According to Del Noce, Western intelligentsia made a mistake of interpretation following World War II. Rather than seeing Nazism and Communism as the logical conclusion of modern philosophy, they classified Nazism and the totalitarian aspects of Communism as fruits of Europe’s old culture, or the “barbaric epilogue” of Europe’s metaphysical and theological tradition.
As a result, the post-World War II global order misclassified traditional cultures as “fascist,” and equated progress with increased material prosperity and the diminished influence of traditional ways of life. This philosophical move, which has been the regnant paradigm of development since World War II, has left much of the world in a state of cultural failure.
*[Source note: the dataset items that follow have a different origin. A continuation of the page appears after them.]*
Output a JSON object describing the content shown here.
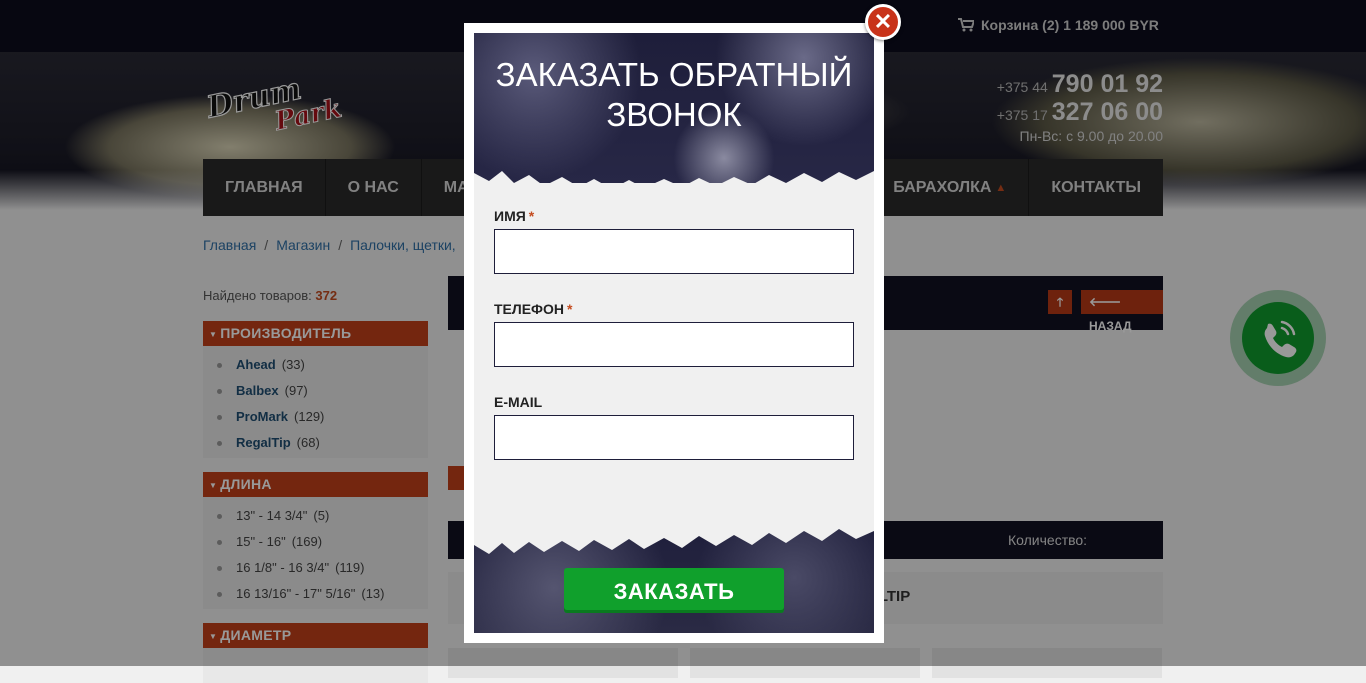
{
  "header": {
    "cart_label": "Корзина (2) 1 189 000 BYR",
    "phones": [
      {
        "prefix": "+375 44",
        "number": "790 01 92"
      },
      {
        "prefix": "+375 17",
        "number": "327 06 00"
      }
    ],
    "hours": "Пн-Вс: с 9.00 до 20.00",
    "logo_text": "Drum Park"
  },
  "nav": {
    "items": [
      "ГЛАВНАЯ",
      "О НАС",
      "МА",
      "БАРАХОЛКА",
      "КОНТАКТЫ"
    ]
  },
  "breadcrumbs": [
    "Главная",
    "Магазин",
    "Палочки, щетки,"
  ],
  "sidebar": {
    "found_label": "Найдено товаров:",
    "found_count": "372",
    "filters": [
      {
        "title": "ПРОИЗВОДИТЕЛЬ",
        "items": [
          {
            "name": "Ahead",
            "count": "(33)"
          },
          {
            "name": "Balbex",
            "count": "(97)"
          },
          {
            "name": "ProMark",
            "count": "(129)"
          },
          {
            "name": "RegalTip",
            "count": "(68)"
          }
        ]
      },
      {
        "title": "ДЛИНА",
        "items": [
          {
            "name": "13\" - 14 3/4\"",
            "count": "(5)"
          },
          {
            "name": "15\" - 16\"",
            "count": "(169)"
          },
          {
            "name": "16 1/8\" - 16 3/4\"",
            "count": "(119)"
          },
          {
            "name": "16 13/16\" - 17\" 5/16\"",
            "count": "(13)"
          }
        ]
      },
      {
        "title": "ДИАМЕТР",
        "items": []
      }
    ]
  },
  "content": {
    "back_label": "НАЗАД",
    "qty_label": "Количество:",
    "product_name_fragment": "ALTIP"
  },
  "modal": {
    "title": "ЗАКАЗАТЬ ОБРАТНЫЙ ЗВОНОК",
    "fields": [
      {
        "label": "ИМЯ",
        "required": "*"
      },
      {
        "label": "ТЕЛЕФОН",
        "required": "*"
      },
      {
        "label": "E-MAIL",
        "required": ""
      }
    ],
    "submit_label": "ЗАКАЗАТЬ",
    "close_glyph": "✕"
  },
  "colors": {
    "accent": "#c2401a",
    "dark": "#111122",
    "submit_green": "#10a02c"
  }
}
While material well being has advanced, whole societies have been told that they must abandon their traditional culture, cease talking about higher values, and embrace the “open society.” In this situation, we shouldn’t be surprised when people, lacking the orientation provided by their cultural heritage, flock to a nationalist political symbol as a substitute.
Today’s philanthropy, which accepts the post-World War II thought consensus that Del Noce describes, speaks a lot about root causes, but fails to realize that the crisis goes deeper than economic and political conditions—it goes to the fact that we are living through a cultural void and are deliberately avoiding the possibility that what is needed today is a rediscovery of our spiritual and humanist traditions. As a result, we allow the metaphysical crisis to play out and worsen, while applying shallow remedies to its symptoms. Until elites in the philanthropic sector (like Shah) shift the discussion towards questioning their deepest assumptions and most basic narratives, philanthropy will be incapable of addressing today’s crises at their root causes.